Table 8 The computed emitting energy (ET1/eV) and the E gap between S1 and T1 states (ΔES1-T1/eV) together with the transition electric dipole moment in the S0 to S1 transition (μS1/Debye)

Conclusion

In this study, the geometry, reactivity descriptors, light harvesting efficiency, molecular radii, diffusion coefficient, and excited oxidation potential of fac-[Re(I)(CO)3(Cl)(TPA-2, 2′-bipyridine)] were investigated using DFT and TDDFT. S0 and T1 state geometries, FMOs, reactivity descriptors, absorption and phosphorescence spectra, solvent effect, electronic affinity, ionization potential, reorganization energy, light harvesting efficiency, molecular radii, diffusion coefficient, excited oxidation potential, and emission quantum yield of the complex under investigation were specifically investigated.
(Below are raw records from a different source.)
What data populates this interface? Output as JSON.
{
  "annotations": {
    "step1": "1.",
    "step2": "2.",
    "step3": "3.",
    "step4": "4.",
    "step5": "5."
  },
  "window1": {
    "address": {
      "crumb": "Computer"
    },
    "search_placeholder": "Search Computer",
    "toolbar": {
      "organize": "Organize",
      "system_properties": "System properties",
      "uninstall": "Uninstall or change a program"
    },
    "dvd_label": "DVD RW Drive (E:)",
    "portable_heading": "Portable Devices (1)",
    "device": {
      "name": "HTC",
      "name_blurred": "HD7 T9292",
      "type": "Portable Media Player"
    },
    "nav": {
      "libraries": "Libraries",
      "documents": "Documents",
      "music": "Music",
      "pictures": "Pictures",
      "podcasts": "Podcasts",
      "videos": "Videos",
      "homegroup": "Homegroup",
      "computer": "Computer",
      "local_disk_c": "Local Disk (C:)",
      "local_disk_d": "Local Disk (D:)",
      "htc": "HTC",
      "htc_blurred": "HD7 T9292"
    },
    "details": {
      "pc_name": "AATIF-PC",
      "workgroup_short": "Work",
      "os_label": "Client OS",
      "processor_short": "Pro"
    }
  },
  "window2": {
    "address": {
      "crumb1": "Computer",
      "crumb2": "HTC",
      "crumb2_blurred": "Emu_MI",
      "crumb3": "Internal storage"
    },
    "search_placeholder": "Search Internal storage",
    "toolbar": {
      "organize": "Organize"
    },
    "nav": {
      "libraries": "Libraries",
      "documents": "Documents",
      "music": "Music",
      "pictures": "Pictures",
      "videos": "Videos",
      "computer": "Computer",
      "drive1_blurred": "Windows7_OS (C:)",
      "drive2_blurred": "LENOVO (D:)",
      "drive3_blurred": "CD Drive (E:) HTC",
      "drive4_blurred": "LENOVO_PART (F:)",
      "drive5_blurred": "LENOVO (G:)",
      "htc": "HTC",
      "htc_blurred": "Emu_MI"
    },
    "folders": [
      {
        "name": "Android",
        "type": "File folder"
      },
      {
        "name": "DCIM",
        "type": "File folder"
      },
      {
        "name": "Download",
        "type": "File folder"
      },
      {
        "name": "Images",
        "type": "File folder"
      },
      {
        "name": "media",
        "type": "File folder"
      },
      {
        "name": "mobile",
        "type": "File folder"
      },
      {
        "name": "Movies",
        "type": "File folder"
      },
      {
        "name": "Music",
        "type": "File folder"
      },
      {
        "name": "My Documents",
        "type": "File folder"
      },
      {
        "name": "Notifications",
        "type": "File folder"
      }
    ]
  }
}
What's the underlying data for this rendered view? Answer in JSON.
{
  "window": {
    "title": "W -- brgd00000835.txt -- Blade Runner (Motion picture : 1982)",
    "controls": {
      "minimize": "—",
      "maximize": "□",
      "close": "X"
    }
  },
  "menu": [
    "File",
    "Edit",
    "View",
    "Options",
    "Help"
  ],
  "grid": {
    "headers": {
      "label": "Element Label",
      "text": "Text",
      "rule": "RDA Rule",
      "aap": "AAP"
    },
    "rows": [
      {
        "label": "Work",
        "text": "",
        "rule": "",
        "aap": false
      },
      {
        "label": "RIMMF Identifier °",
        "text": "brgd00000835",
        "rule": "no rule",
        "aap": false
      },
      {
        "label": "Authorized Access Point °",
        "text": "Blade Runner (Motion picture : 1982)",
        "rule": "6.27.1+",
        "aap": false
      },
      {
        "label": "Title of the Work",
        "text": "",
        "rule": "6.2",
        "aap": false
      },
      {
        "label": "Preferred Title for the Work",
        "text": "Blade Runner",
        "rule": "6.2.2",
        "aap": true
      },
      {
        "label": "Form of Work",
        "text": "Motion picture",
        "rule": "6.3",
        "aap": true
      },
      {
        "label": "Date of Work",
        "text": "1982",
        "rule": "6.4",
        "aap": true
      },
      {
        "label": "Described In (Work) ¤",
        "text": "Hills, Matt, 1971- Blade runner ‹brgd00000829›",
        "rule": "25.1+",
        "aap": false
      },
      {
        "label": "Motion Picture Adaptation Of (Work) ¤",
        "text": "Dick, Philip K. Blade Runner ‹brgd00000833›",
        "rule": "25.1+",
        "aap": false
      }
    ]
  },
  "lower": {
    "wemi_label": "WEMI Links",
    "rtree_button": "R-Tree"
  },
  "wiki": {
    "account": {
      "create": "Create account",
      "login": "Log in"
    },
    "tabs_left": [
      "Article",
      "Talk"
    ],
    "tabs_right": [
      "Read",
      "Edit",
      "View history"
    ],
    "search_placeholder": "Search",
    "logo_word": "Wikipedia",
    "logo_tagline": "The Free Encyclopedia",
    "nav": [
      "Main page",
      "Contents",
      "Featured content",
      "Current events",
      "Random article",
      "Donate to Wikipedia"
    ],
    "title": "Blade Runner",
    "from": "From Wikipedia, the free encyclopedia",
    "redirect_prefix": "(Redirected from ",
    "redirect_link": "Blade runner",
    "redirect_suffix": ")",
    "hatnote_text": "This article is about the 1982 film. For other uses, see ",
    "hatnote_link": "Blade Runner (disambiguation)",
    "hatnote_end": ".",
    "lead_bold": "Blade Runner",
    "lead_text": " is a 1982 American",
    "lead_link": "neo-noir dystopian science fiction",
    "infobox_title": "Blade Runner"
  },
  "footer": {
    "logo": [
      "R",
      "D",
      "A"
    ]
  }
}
The addition of TPA groups to the 2, 2′-bipyridine ligand greatly modifies the electronic structures and photophysical properties such as absorption and emission spectra, charge infusion and move capacities, and emission quantum yield, according to the calculated results. The lowest-energy absorption and emission bands of this complex redden when the solvent polarity decreases, according to the solvent effect on absorption and emission spectra. Based on the results of EA, IP, and reorganization energy, we may also conclude that this complex can be used as an electron transporting material. The chosen photovoltaic properties of the complexes, such as light harvesting efficiency, molecular radii, diffusion coefficient, and excited oxidation potential, indicate the preferred complex in the use of solar cells. Furthermore, the investigated complex has the smallest electron-to-hole disparity of the complexes, which improves the device performance of DSSCs even further. The compound under investigation could have a higher quantum yield. As a result, complex is a preferable choice for usage as an emitter in DSSCs. Finally, theoretical study can afford suitable details for the intention and synthesis of novel, high-efficiency DSSC materials. Because of the TPA, a chemical that transmits holes, this combination has extraordinary light properties.